The patient is a very pleasant and retired 5 feet 11 inches tall, 349 pound gentleman who has been diagnosed with insulin-dependent diabetes and most recently peripheral neuropathy. He has been using insulin for one year and has been diagnosed with diabetes for almost 20 years.
He presents today for evaluation regarding his suspected peripheral neuropathy pain. He has been using Lyrica b.i.d. for this discomfort. He relates a history of paroxysmal lower extremity epicritic type pain which lasts for several seconds prior to abating. He states that this has gone on for years and he has not been able to find any relief from the discomfort. After aggressive questioning, the patient states significant discomfort in the back for which he has had a prior MRI. He has been told by his primary care doctor that there is no specific abnormality in his spine. The patient states that he has to bend over when using a shopping cart while in the stores. He states that his legs get weak after walking just a short distance such as 10 to 20 feet. He presents today for evaluation.

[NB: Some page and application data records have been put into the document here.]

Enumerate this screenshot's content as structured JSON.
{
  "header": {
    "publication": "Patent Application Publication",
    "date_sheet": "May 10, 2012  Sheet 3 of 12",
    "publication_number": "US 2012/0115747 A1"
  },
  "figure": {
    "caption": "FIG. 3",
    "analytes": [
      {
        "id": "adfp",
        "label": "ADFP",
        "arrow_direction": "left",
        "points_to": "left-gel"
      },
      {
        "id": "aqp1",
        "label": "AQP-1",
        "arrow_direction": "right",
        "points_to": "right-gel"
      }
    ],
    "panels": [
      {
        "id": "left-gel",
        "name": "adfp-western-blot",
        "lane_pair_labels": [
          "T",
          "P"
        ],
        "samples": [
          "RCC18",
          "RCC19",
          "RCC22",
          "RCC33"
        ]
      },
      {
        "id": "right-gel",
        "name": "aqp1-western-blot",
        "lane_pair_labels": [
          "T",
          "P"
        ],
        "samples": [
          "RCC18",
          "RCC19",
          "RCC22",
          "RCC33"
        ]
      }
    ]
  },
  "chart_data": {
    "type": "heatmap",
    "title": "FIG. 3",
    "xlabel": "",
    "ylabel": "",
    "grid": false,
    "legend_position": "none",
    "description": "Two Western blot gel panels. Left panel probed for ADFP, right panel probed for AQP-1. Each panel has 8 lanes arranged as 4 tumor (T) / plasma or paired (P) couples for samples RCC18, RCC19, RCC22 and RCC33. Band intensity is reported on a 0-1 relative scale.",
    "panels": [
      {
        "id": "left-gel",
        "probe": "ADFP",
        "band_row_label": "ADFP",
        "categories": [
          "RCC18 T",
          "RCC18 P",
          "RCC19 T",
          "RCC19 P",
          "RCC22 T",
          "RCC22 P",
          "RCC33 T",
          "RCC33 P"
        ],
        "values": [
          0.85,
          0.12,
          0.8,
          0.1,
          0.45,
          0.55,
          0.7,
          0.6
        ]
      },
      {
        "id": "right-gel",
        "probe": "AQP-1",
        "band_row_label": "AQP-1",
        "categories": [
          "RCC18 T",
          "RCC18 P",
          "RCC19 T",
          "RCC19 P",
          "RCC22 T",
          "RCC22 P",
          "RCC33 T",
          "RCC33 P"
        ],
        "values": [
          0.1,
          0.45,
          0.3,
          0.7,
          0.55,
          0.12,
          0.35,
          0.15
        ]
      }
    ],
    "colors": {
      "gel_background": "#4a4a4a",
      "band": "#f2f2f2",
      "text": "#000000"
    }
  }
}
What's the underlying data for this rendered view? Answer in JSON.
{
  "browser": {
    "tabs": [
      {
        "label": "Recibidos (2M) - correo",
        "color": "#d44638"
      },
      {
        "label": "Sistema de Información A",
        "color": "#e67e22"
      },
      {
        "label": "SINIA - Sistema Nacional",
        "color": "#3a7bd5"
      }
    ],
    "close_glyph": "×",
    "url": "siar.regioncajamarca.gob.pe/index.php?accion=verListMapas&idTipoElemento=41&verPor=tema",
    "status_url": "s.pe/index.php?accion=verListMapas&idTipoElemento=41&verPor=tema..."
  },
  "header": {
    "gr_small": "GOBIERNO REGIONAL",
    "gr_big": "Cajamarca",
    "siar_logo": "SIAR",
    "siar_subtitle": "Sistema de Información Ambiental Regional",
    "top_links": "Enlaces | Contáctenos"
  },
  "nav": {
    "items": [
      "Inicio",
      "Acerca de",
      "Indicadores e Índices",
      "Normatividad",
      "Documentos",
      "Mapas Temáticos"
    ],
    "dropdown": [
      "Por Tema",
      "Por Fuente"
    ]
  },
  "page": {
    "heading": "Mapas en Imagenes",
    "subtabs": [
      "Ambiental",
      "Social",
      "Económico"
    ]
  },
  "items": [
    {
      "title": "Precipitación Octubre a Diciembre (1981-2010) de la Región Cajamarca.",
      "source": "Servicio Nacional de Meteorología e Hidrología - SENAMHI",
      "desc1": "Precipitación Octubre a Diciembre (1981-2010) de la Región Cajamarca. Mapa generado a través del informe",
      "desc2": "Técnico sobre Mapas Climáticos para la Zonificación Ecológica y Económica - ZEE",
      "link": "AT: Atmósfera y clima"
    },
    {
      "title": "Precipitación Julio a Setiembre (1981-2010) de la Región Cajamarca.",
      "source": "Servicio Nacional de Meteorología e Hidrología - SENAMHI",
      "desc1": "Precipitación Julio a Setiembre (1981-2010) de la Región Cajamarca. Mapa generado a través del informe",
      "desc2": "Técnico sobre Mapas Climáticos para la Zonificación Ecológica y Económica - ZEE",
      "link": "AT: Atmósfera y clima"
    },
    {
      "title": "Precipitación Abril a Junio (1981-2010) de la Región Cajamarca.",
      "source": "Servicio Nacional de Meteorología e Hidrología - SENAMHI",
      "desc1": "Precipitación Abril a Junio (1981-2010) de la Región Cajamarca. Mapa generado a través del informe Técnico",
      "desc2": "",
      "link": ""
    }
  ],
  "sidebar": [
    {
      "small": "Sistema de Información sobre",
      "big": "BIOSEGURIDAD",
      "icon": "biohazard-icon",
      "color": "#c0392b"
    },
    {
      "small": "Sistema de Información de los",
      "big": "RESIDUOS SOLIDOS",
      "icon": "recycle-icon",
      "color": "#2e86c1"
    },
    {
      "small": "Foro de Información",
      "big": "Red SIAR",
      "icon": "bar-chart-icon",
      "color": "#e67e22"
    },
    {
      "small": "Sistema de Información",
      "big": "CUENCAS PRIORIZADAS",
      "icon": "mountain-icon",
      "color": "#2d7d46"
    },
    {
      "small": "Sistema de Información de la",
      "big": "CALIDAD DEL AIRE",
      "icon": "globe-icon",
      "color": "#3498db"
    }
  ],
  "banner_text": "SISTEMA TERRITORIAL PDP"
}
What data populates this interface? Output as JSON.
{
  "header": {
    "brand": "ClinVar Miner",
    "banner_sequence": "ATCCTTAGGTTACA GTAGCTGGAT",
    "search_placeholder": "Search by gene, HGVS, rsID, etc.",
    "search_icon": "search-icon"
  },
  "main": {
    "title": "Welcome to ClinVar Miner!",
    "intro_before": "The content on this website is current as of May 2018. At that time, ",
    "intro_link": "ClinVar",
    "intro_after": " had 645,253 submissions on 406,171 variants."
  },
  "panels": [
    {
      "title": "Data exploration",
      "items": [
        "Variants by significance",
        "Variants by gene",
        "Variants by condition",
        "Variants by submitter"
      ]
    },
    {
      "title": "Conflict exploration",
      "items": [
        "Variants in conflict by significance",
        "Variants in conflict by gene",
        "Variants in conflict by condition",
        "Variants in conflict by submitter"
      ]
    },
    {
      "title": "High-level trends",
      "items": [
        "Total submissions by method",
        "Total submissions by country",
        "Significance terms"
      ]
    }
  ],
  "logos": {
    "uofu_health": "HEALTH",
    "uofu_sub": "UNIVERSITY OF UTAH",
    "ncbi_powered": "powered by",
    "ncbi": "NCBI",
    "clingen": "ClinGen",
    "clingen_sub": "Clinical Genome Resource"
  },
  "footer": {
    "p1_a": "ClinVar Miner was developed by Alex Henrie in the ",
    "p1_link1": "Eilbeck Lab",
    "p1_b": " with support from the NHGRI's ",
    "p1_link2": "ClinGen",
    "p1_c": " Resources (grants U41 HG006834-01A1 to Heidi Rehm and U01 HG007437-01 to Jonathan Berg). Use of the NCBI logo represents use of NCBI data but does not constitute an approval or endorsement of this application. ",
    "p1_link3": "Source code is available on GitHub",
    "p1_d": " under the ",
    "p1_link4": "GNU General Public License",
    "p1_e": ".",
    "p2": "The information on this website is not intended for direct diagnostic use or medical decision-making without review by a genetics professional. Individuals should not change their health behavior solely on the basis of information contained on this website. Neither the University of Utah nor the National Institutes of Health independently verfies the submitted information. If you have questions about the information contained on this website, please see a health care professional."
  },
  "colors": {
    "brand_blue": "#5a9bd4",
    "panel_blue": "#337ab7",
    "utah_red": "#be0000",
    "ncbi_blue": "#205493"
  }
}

This is a 5 feet 11 inches, 349 pounds really deconditioned, insulin-dependent diabetic patient with suspected lower extremity pain secondary to diabetic peripheral neuropathy. However, upon closer inspection and evaluation today, there is concern over coexisting issues in the neuraxis.
1. Bilateral lower extremity paresthesia; most likely multifactorial including diabetic peripheral neuropathy plus lumbosacral radicular pain.
2. Low back pain; most likely multifactorial including lumbar degenerative disc disease, spondylosis, and quite possibly stenosis.
3. Clearly neurogenic claudication.
4. Morbid obesity.
5. Insulin-dependent diabetes.
6. Chronic anticoagulation with Plavix secondary to prior cardiac stenting.
7. Last MRI was two years ago.
I had a very lengthy visit with Mr. x today. We discussed this case in detail. My concern is that this case is not just peripheral neuropathy secondary to diabetes, but that there is also an overlying issue in the neuraxis. I feel at this time we absolutely must have an MRI of his lumbar spine to fully assess for stenotic change, which may be complicating his lower extremity pain. He obviously has symptoms consistent with neurogenic claudication and this would have to be addressed first. The patient has stated that he has come off his Plavix in the past. So, that should not be an issue if intervention is warranted. I told him I do not want to move forward with any type of therapy until we have all the evidence as to why he has this discomfort.
The patient states his Plavix is prescribed by Dr. He also consulted with nephrologist, Dr. as well.
I would like him to bring me a copy of his old MRI in addition to the new one should he obtain this prior to his next office visit. Of note, he also has a huge ventral hernia, which seemed to present after gastric bypass surgery some 20 years ago.